Enhanced Hydrogen Evolution Performance of Carbon Nitride Using Transition Metal and Boron Co-Dopants

Density functional theory calculations are used to study the effect of several metal dopants (M = Ag, Cd, Co, Cu, Fe, Ni, Pt, Sc, Ti, and Zn) and metal–boron co-dopants on the structure and catalytic property of g-C₃N₄ 2D monolayer. Using transition metals and boron (TM–B) as co-dopants not only keeps the 2D structure stability of g-C₃N₄ monolayer, but also alters the catalytic performance of the structures.
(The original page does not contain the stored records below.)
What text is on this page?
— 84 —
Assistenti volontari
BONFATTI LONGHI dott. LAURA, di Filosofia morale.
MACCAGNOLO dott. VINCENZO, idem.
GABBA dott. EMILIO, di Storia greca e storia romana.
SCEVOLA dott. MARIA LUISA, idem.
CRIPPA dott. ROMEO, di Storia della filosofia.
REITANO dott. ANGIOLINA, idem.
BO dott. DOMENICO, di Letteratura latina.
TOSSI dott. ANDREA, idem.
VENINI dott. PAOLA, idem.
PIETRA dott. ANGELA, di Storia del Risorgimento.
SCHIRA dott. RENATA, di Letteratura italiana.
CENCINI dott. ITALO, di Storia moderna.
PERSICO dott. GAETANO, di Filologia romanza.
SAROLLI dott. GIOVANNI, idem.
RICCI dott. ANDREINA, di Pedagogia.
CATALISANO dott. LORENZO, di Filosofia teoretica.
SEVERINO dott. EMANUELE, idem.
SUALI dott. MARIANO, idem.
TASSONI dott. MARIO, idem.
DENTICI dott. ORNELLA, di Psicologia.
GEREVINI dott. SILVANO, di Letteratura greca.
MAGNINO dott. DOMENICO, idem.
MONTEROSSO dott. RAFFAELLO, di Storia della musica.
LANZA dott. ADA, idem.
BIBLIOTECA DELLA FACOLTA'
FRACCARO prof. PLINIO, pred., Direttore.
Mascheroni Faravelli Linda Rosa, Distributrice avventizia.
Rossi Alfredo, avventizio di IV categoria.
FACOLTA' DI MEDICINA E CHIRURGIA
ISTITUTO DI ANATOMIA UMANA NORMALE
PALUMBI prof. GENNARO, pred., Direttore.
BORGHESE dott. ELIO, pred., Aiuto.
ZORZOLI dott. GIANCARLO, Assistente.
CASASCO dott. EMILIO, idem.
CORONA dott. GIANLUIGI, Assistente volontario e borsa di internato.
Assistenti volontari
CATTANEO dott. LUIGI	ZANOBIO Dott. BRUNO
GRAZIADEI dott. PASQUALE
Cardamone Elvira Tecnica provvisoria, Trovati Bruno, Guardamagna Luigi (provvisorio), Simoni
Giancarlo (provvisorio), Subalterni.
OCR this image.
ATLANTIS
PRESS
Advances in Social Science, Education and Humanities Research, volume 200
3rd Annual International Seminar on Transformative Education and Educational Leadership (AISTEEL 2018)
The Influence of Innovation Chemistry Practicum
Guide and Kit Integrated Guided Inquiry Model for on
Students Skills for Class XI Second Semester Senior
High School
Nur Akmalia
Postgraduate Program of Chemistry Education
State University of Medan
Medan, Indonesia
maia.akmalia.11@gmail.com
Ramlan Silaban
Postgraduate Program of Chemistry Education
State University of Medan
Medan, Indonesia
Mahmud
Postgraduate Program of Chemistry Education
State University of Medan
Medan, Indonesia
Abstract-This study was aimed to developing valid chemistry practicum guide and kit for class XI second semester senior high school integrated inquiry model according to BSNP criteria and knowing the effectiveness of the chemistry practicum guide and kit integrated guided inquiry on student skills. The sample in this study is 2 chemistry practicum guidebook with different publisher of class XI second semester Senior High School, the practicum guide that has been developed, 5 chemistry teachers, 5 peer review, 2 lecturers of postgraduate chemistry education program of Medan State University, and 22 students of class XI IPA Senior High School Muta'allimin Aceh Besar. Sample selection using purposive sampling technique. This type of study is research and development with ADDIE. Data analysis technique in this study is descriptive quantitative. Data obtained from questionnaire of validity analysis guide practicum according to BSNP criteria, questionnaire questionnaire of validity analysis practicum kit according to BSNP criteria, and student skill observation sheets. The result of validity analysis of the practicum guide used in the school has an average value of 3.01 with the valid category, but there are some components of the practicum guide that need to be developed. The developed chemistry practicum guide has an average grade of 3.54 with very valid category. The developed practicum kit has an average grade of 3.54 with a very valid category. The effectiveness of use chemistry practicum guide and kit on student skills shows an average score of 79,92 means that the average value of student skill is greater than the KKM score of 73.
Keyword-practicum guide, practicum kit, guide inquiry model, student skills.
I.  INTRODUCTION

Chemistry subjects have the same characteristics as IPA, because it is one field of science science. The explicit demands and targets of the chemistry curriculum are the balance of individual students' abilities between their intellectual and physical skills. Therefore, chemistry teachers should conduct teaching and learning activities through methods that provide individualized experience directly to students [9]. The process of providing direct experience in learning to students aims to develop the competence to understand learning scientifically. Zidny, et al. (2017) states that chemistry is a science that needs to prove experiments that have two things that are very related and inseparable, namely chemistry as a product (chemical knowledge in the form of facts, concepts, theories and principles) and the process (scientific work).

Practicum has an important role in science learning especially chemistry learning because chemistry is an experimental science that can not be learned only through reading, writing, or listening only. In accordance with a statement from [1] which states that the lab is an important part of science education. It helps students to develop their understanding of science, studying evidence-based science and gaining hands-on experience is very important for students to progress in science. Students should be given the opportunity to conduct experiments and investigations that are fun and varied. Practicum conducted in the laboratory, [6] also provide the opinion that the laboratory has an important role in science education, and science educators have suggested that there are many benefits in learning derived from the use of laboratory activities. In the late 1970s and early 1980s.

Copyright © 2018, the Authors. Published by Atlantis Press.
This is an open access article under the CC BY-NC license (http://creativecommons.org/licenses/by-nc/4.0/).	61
The co-doping of B in TM (TM = Pt, Zn, Cd, Ti, and Sc)-doped g-C₃N₄ leads to a significant increase in the hydrogen adsorption energy because hydrogen binding site changes from N to C. For TM–B (TM = Fe, Co, and Ni) co-doped g-C₃N₄, the hydrogen adsorption energy has no obvious change since the hydrogen binding site remains on C atom near the doped TM. However, the co-doping of B in TM- (TM = Cu and Ag) doped g-C₃N₄ leads to a significant reduction of hydrogen adsorption energy, making them good candidates for hydrogen evolution reaction. This study provides theoretical guidance for the experimental synthesis of TM–B co-doped g-C₃N₄ and paves a way for the design of a widely applicable non-noble catalyst.